Der Sieger bittet zum Tanze.





Der Tod, als einzig möglicher Ausweg?
(japanisches Tanka-Gedicht)

Einen Abschied als
eine Lösung zu sehen?
Welch Fehleinschätzung!

Ausflüchte gibt es viele.
Einmal etwas ertragen…





Nessie aus Loch Ness
(japanisches Tanka-Gedicht)

Ein Ungeheuer
Im Süßwassersee Loch Ness
Aus Meerestiefen

Es existieren Bilder,
doch keines davon ist echt.





Das wahrhaft Außergewöhnliche

Wird man Teil von einem Wunder,
läuft es nicht rund, sondern runder,
kommt man aus dem Staunen nicht mehr heraus,
dann schenkt man eine Menge Applaus
und brennt vor Freude wie Zunder.





Die Krise der Journalistin

Digitalisierung der Zeitungswelt
Online-Journalismus

Jahresabo,
aber nicht gedruckt.

Online
einloggen und lesen.

Auflage geht zurück
Online-Anzeigen kein Äquivalent

Stellenstreichungen
Viele mussten gehen.

Sie auch
Arbeitssuche vergebens
Die Branche leidet,
es kriselt in den Zeitungsredaktionen.

Problemlösung weit entfernt
Das Internet schädigt dem gedruckten Wort.
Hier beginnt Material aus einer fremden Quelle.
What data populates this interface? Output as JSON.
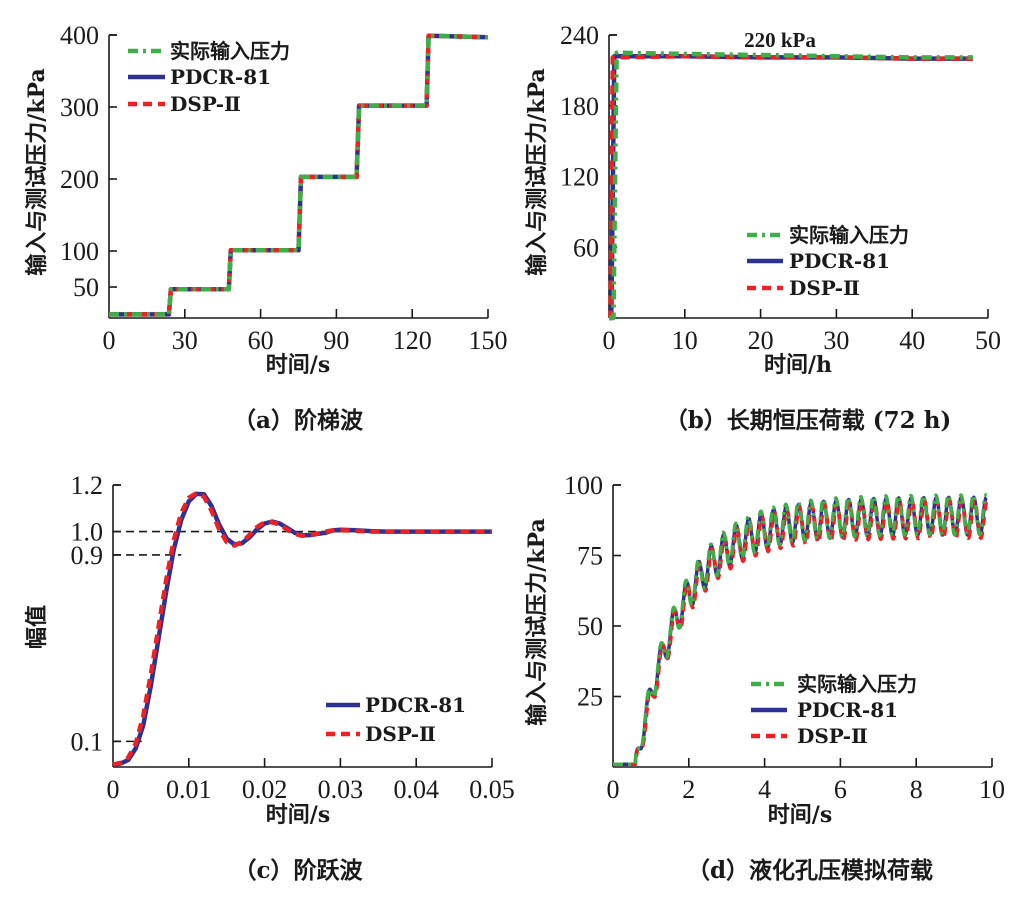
{
  "colors": {
    "input": "#3fae49",
    "pdcr": "#2e3192",
    "dsp": "#ed2024",
    "axis": "#1a1a1a",
    "ref_line": "#1a1a1a"
  },
  "chart_data": [
    {
      "id": "a",
      "type": "line",
      "caption": "（a）阶梯波",
      "xlabel": "时间/s",
      "ylabel": "输入与测试压力/kPa",
      "xlim": [
        0,
        150
      ],
      "ylim": [
        7,
        400
      ],
      "xticks": [
        0,
        30,
        60,
        90,
        120,
        150
      ],
      "xtick_labels": [
        "0",
        "30",
        "60",
        "90",
        "120",
        "150"
      ],
      "yticks": [
        50,
        100,
        200,
        300,
        400
      ],
      "ytick_labels": [
        "50",
        "100",
        "200",
        "300",
        "400"
      ],
      "legend": {
        "position": "top-left",
        "entries": [
          "实际输入压力",
          "PDCR-81",
          "DSP-Ⅱ"
        ]
      },
      "series": [
        {
          "name": "实际输入压力",
          "style": "dash-dot",
          "color_key": "input",
          "x": [
            0,
            23.7,
            24.5,
            47.4,
            48.2,
            75.0,
            76.0,
            98.0,
            99.0,
            125.7,
            126.5,
            150
          ],
          "y": [
            12,
            12,
            47,
            47,
            101,
            101,
            203,
            203,
            302,
            302,
            399,
            397
          ]
        },
        {
          "name": "PDCR-81",
          "style": "solid",
          "color_key": "pdcr",
          "x": [
            0,
            23.7,
            24.5,
            47.4,
            48.2,
            75.0,
            76.0,
            98.0,
            99.0,
            125.7,
            126.5,
            150
          ],
          "y": [
            12,
            12,
            47,
            47,
            101,
            101,
            203,
            203,
            302,
            302,
            399,
            397
          ]
        },
        {
          "name": "DSP-Ⅱ",
          "style": "dashed",
          "color_key": "dsp",
          "x": [
            0,
            23.7,
            24.5,
            47.4,
            48.2,
            75.0,
            76.0,
            98.0,
            99.0,
            125.7,
            126.5,
            150
          ],
          "y": [
            12,
            12,
            47,
            47,
            101,
            101,
            203,
            203,
            302,
            302,
            399,
            397
          ]
        }
      ]
    },
    {
      "id": "b",
      "type": "line",
      "caption": "（b）长期恒压荷载 (72 h)",
      "xlabel": "时间/h",
      "ylabel": "输入与测试压力/kPa",
      "annotation": "220 kPa",
      "xlim": [
        0,
        50
      ],
      "ylim": [
        0,
        240
      ],
      "xticks": [
        0,
        10,
        20,
        30,
        40,
        50
      ],
      "xtick_labels": [
        "0",
        "10",
        "20",
        "30",
        "40",
        "50"
      ],
      "yticks": [
        60,
        120,
        180,
        240
      ],
      "ytick_labels": [
        "60",
        "120",
        "180",
        "240"
      ],
      "legend": {
        "position": "bottom-right",
        "entries": [
          "实际输入压力",
          "PDCR-81",
          "DSP-Ⅱ"
        ]
      },
      "series": [
        {
          "name": "实际输入压力",
          "style": "dash-dot",
          "color_key": "input",
          "x": [
            0,
            0.6,
            1.0,
            10,
            20,
            30,
            40,
            48
          ],
          "y": [
            0,
            0,
            225,
            224,
            223,
            222,
            221,
            221
          ]
        },
        {
          "name": "PDCR-81",
          "style": "solid",
          "color_key": "pdcr",
          "x": [
            0,
            0.3,
            0.7,
            10,
            20,
            30,
            40,
            48
          ],
          "y": [
            0,
            0,
            222,
            222,
            221,
            221,
            220,
            220
          ]
        },
        {
          "name": "DSP-Ⅱ",
          "style": "dashed",
          "color_key": "dsp",
          "x": [
            0,
            0.2,
            0.5,
            10,
            20,
            30,
            40,
            48
          ],
          "y": [
            0,
            0,
            221,
            222,
            221,
            221,
            220,
            220
          ]
        }
      ]
    },
    {
      "id": "c",
      "type": "line",
      "caption": "（c）阶跃波",
      "xlabel": "时间/s",
      "ylabel": "幅值",
      "xlim": [
        0,
        0.05
      ],
      "ylim": [
        -0.01,
        1.2
      ],
      "xticks": [
        0,
        0.01,
        0.02,
        0.03,
        0.04,
        0.05
      ],
      "xtick_labels": [
        "0",
        "0.01",
        "0.02",
        "0.03",
        "0.04",
        "0.05"
      ],
      "yticks": [
        0.1,
        0.9,
        1.0,
        1.2
      ],
      "ytick_labels": [
        "0.1",
        "0.9",
        "1.0",
        "1.2"
      ],
      "reference_lines": [
        {
          "y": 1.0,
          "x_end": 0.05
        },
        {
          "y": 0.9,
          "x_end": 0.009
        },
        {
          "y": 0.1,
          "x_end": 0.0038
        }
      ],
      "legend": {
        "position": "bottom-right",
        "entries": [
          "PDCR-81",
          "DSP-Ⅱ"
        ]
      },
      "series": [
        {
          "name": "PDCR-81",
          "style": "solid",
          "color_key": "pdcr",
          "x": [
            0,
            0.001,
            0.002,
            0.003,
            0.004,
            0.005,
            0.006,
            0.007,
            0.008,
            0.009,
            0.01,
            0.011,
            0.012,
            0.013,
            0.014,
            0.015,
            0.016,
            0.017,
            0.018,
            0.019,
            0.02,
            0.021,
            0.022,
            0.023,
            0.024,
            0.025,
            0.026,
            0.027,
            0.028,
            0.029,
            0.03,
            0.032,
            0.034,
            0.036,
            0.04,
            0.045,
            0.05
          ],
          "y": [
            0,
            0.005,
            0.02,
            0.07,
            0.17,
            0.34,
            0.54,
            0.74,
            0.92,
            1.05,
            1.13,
            1.162,
            1.16,
            1.11,
            1.03,
            0.97,
            0.945,
            0.95,
            0.975,
            1.01,
            1.035,
            1.043,
            1.035,
            1.015,
            0.995,
            0.985,
            0.985,
            0.99,
            0.995,
            1.005,
            1.008,
            1.006,
            1.002,
            1.0,
            1.0,
            1.0,
            1.0
          ]
        },
        {
          "name": "DSP-Ⅱ",
          "style": "dashed",
          "color_key": "dsp",
          "x": [
            0,
            0.001,
            0.002,
            0.003,
            0.004,
            0.005,
            0.006,
            0.007,
            0.008,
            0.009,
            0.01,
            0.011,
            0.012,
            0.013,
            0.014,
            0.015,
            0.016,
            0.017,
            0.018,
            0.019,
            0.02,
            0.021,
            0.022,
            0.023,
            0.024,
            0.025,
            0.026,
            0.027,
            0.028,
            0.029,
            0.03,
            0.032,
            0.034,
            0.036,
            0.04,
            0.045,
            0.05
          ],
          "y": [
            0,
            0.008,
            0.03,
            0.09,
            0.21,
            0.39,
            0.59,
            0.79,
            0.96,
            1.08,
            1.145,
            1.165,
            1.15,
            1.09,
            1.01,
            0.955,
            0.94,
            0.955,
            0.985,
            1.02,
            1.04,
            1.04,
            1.03,
            1.008,
            0.99,
            0.982,
            0.985,
            0.992,
            1.0,
            1.005,
            1.006,
            1.004,
            1.0,
            1.0,
            1.0,
            1.0,
            1.0
          ]
        }
      ]
    },
    {
      "id": "d",
      "type": "line",
      "caption": "（d）液化孔压模拟荷载",
      "xlabel": "时间/s",
      "ylabel": "输入与测试压力/kPa",
      "xlim": [
        0,
        10
      ],
      "ylim": [
        0,
        100
      ],
      "xticks": [
        0,
        2,
        4,
        6,
        8,
        10
      ],
      "xtick_labels": [
        "0",
        "2",
        "4",
        "6",
        "8",
        "10"
      ],
      "yticks": [
        25,
        50,
        75,
        100
      ],
      "ytick_labels": [
        "25",
        "50",
        "75",
        "100"
      ],
      "legend": {
        "position": "bottom-right",
        "entries": [
          "实际输入压力",
          "PDCR-81",
          "DSP-Ⅱ"
        ]
      },
      "signal_model": {
        "description": "rising mean with ~3 Hz cyclic oscillation",
        "start_time": 0.6,
        "initial_level": 1,
        "mean_final": 89,
        "mean_rise_time_constant": 1.2,
        "oscillation_period": 0.33,
        "amplitude_start": 4,
        "amplitude_final": 7
      },
      "series": [
        {
          "name": "实际输入压力",
          "style": "dash-dot",
          "color_key": "input",
          "phase_offset": 0,
          "amplitude_scale": 1.0,
          "mean_offset": 0.5
        },
        {
          "name": "PDCR-81",
          "style": "solid",
          "color_key": "pdcr",
          "phase_offset": 0.01,
          "amplitude_scale": 0.95,
          "mean_offset": 0
        },
        {
          "name": "DSP-Ⅱ",
          "style": "dashed",
          "color_key": "dsp",
          "phase_offset": 0.03,
          "amplitude_scale": 0.95,
          "mean_offset": -1.2
        }
      ]
    }
  ]
}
Die Überzeugung, dass Online nichts kosten darf,
alles umsonst,
nicht dafür bezahlen müssen.

Diese Einstellung zerstört
ganze Redaktionen und sogar Zeitungen.

Mentalitätswandel für Qualitätsjournalismus,
den es nicht gibt,
weder Wandel noch Qualität.

Spirale nach unten,
Abwärtsbewegung der Druckerschwärze,
Tablets statt aufgeklappter Zeitungen.
Die Digitalisierung findet erste Opfer.